During the show, all eyes were on Boeing's 777X, which was unveiled at the Dubai Airshow and also participated in demonstration flights. Although the new aircraft was the focus of attention at the fair, the U.S. manufacturer failed to receive an order for this aircraft in Dubai. For the 777X program, which is 2.5 years behind the planned schedule, the operators, especially Emirates, the launch customer of the aircraft, were a bit hesitant and distant. The B777X is expected to complete the certification process in 2023.
The orders Boeing was able to receive at the fair were mainly for freighters. On the first day of the fair, Icelandic leasing company Icelease placed an order for 11 passenger-to-cargo conversion 737-800s. On the second day, DHL Express placed 9 passenger-to-cargo conversion 767-300 orders. On the second day, Emirates also placed an order for 2 new Boeing 777 freighters. On the third day of the fair, Sky One purchased 3 777-300s. Air Tanzania ordered 1 Boeing 787 Dreamliner, 1 767 freighter and 2 737 MAX aircraft. On the last day of the fair, the new Indian airlines venture Akasa Air pleased Boeing with its 72 Boeing 737 MAX aircraft order.
Things Getting Hot in Freighter Market
Aircraft manufacturers are taking their positions for freighters against the increase in demand. U.S. manufacturer Boeing previously announced that it was holding serious negotiations to produce the cargo version of the 777X aircraft. Qatar Airways stepped in to become a launch customer of the 777X freighter at the Dubai Airshow, committing to place a major order.
Boeing announced during the week that three new conversion lines will be added for the 737-800 aircraft across North America and Europe. In 2022, the company will open one conversion line at Boeing's London Gatwick Maintenance, Repair & Overhaul (MRO) facility; and two conversion lines in 2023 at KF Aerospace MRO in Kelowna, British Columbia, Canada.
Boeing forecasts 1,720 freighter conversions will be needed over the next 20 years to meet the demand. The company expects nearly 20% of that demand coming from European carriers, and 30% coming from North America and Latin America.
Boeing also announced that it has received more than 200 orders and commitments from 19 customers for the 737-800 standard body freighters. The company signed a firm order with Icelease, Iceland-based aircraft lessor, for 11 freighters as the launch customer for the new conversion line in London.
It is most certainly believed that Boeing is to expand the aircraft conversion lines in North America, Europe and Asia in the future.
Boeing's European rival, Airbus, announced that it expects 4.7% annual growth in freight demand boosted by e-commerce.
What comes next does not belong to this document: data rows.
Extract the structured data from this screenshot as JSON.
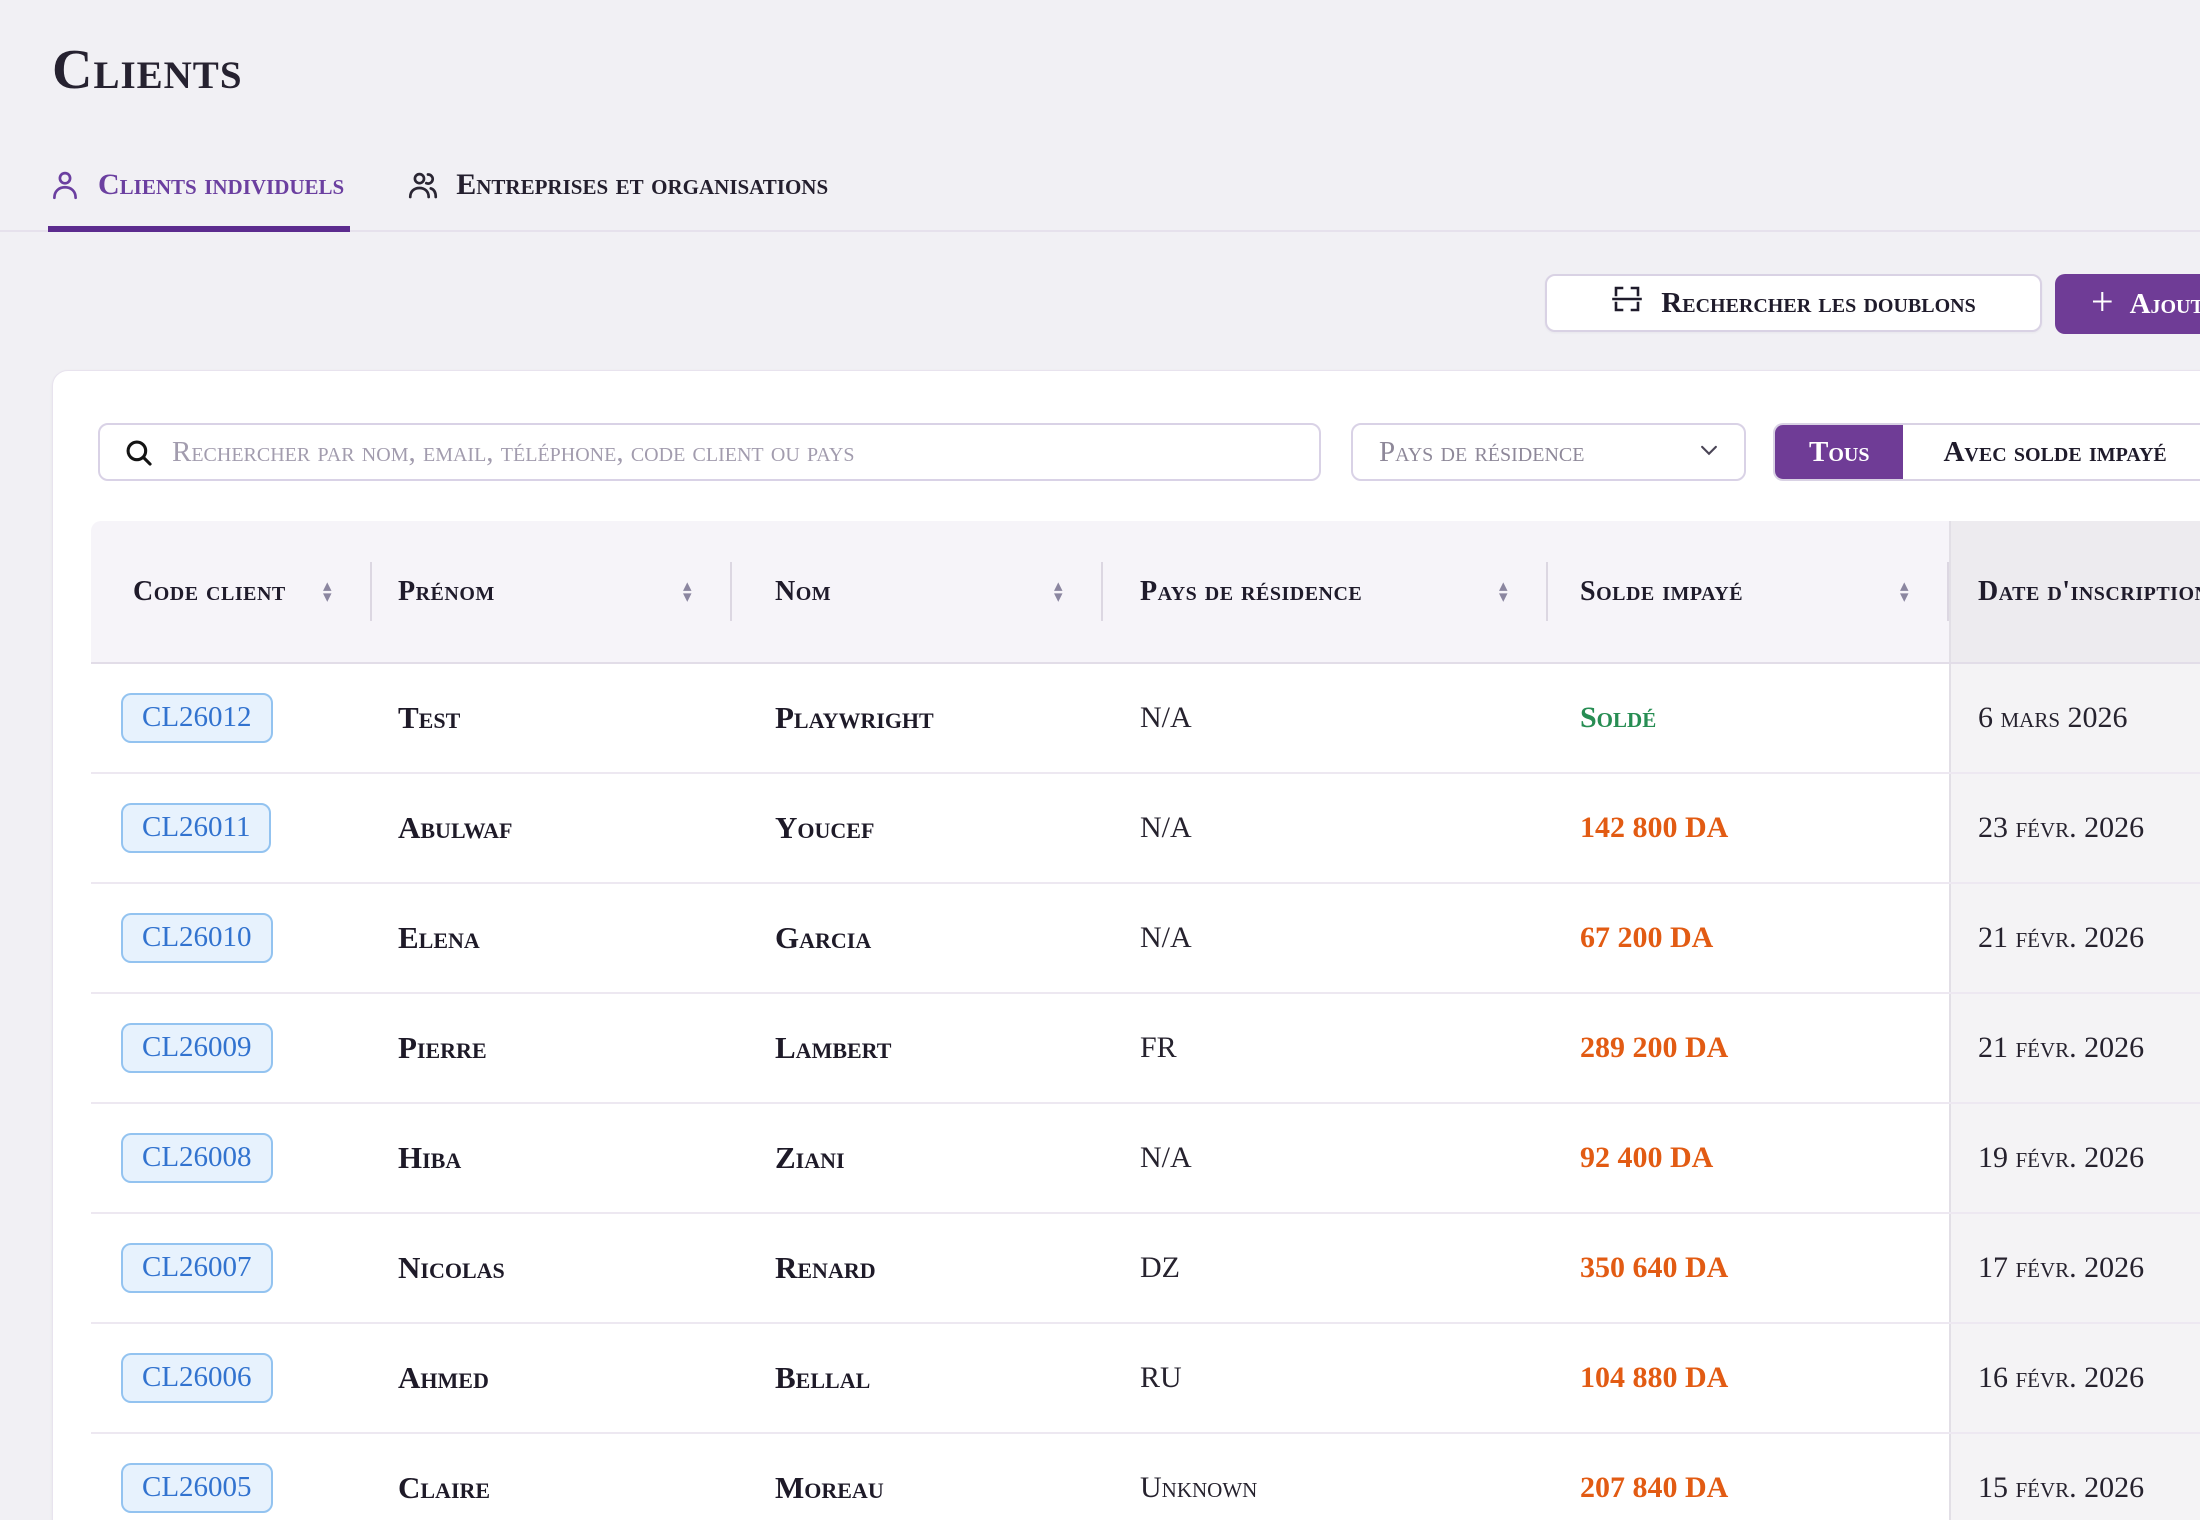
{
  "page_title": "Clients",
  "tabs": {
    "individual": "Clients individuels",
    "companies": "Entreprises et organisations"
  },
  "toolbar": {
    "find_duplicates": "Rechercher les doublons",
    "add": "Ajouter"
  },
  "filters": {
    "search_placeholder": "Rechercher par nom, email, téléphone, code client ou pays",
    "country_placeholder": "Pays de résidence",
    "segments": {
      "all": "Tous",
      "with_balance": "Avec solde impayé"
    }
  },
  "table": {
    "columns": [
      {
        "label": "Code client",
        "sortable": true
      },
      {
        "label": "Prénom",
        "sortable": true
      },
      {
        "label": "Nom",
        "sortable": true
      },
      {
        "label": "Pays de résidence",
        "sortable": true
      },
      {
        "label": "Solde impayé",
        "sortable": true
      },
      {
        "label": "Date d'inscription",
        "sortable": false
      }
    ],
    "rows": [
      {
        "code": "CL26012",
        "first_name": "Test",
        "last_name": "Playwright",
        "country": "N/A",
        "balance": "Soldé",
        "balance_status": "paid",
        "date": "6 mars 2026"
      },
      {
        "code": "CL26011",
        "first_name": "Abulwaf",
        "last_name": "Youcef",
        "country": "N/A",
        "balance": "142 800 DA",
        "balance_status": "due",
        "date": "23 févr. 2026"
      },
      {
        "code": "CL26010",
        "first_name": "Elena",
        "last_name": "Garcia",
        "country": "N/A",
        "balance": "67 200 DA",
        "balance_status": "due",
        "date": "21 févr. 2026"
      },
      {
        "code": "CL26009",
        "first_name": "Pierre",
        "last_name": "Lambert",
        "country": "FR",
        "balance": "289 200 DA",
        "balance_status": "due",
        "date": "21 févr. 2026"
      },
      {
        "code": "CL26008",
        "first_name": "Hiba",
        "last_name": "Ziani",
        "country": "N/A",
        "balance": "92 400 DA",
        "balance_status": "due",
        "date": "19 févr. 2026"
      },
      {
        "code": "CL26007",
        "first_name": "Nicolas",
        "last_name": "Renard",
        "country": "DZ",
        "balance": "350 640 DA",
        "balance_status": "due",
        "date": "17 févr. 2026"
      },
      {
        "code": "CL26006",
        "first_name": "Ahmed",
        "last_name": "Bellal",
        "country": "RU",
        "balance": "104 880 DA",
        "balance_status": "due",
        "date": "16 févr. 2026"
      },
      {
        "code": "CL26005",
        "first_name": "Claire",
        "last_name": "Moreau",
        "country": "Unknown",
        "balance": "207 840 DA",
        "balance_status": "due",
        "date": "15 févr. 2026"
      }
    ]
  },
  "icons": {
    "plus_icon": "+",
    "sort_asc_icon": "▴",
    "sort_desc_icon": "▾",
    "chevron_down_icon": "∨"
  },
  "colors": {
    "accent_purple": "#6f3c96",
    "underline_purple": "#5c2b8e",
    "tab_purple": "#6b3fa0",
    "due_orange": "#e25b13",
    "paid_green": "#278d53",
    "badge_blue": "#3273cf",
    "badge_bg": "#e7f2fd",
    "badge_border": "#93c3f0"
  }
}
The company also forecasts 2.7% annual volume growth in general cargo, representing nearly 75% of the market.
Airbus has hit the button to launch a freighter version of its long-awaited wide-body A350 aircraft. The aircraft is scheduled to enter into service in 2025. Airbus, at the Dubai Airshow, signed an agreement with Air Lease Corporation for 7 aircraft. The company aims to announce further orders for this aircraft soon. The freighter version of the A350 will compete against Boeing's 777 freighter.
Airbus has failed to sell a single freighter since 2015. The freighter version of Airbus' most popular wide-body aircraft, the A350, is thought to ignite new competition in the Boeing-dominated cargo market. It is a matter of curiosity how the Airbus A350 can take a share in this market dominated by Boeing.
Airbus predicts that over the next 20 years there will be a need for some 2,440 freighters, of which 880 will be new-build.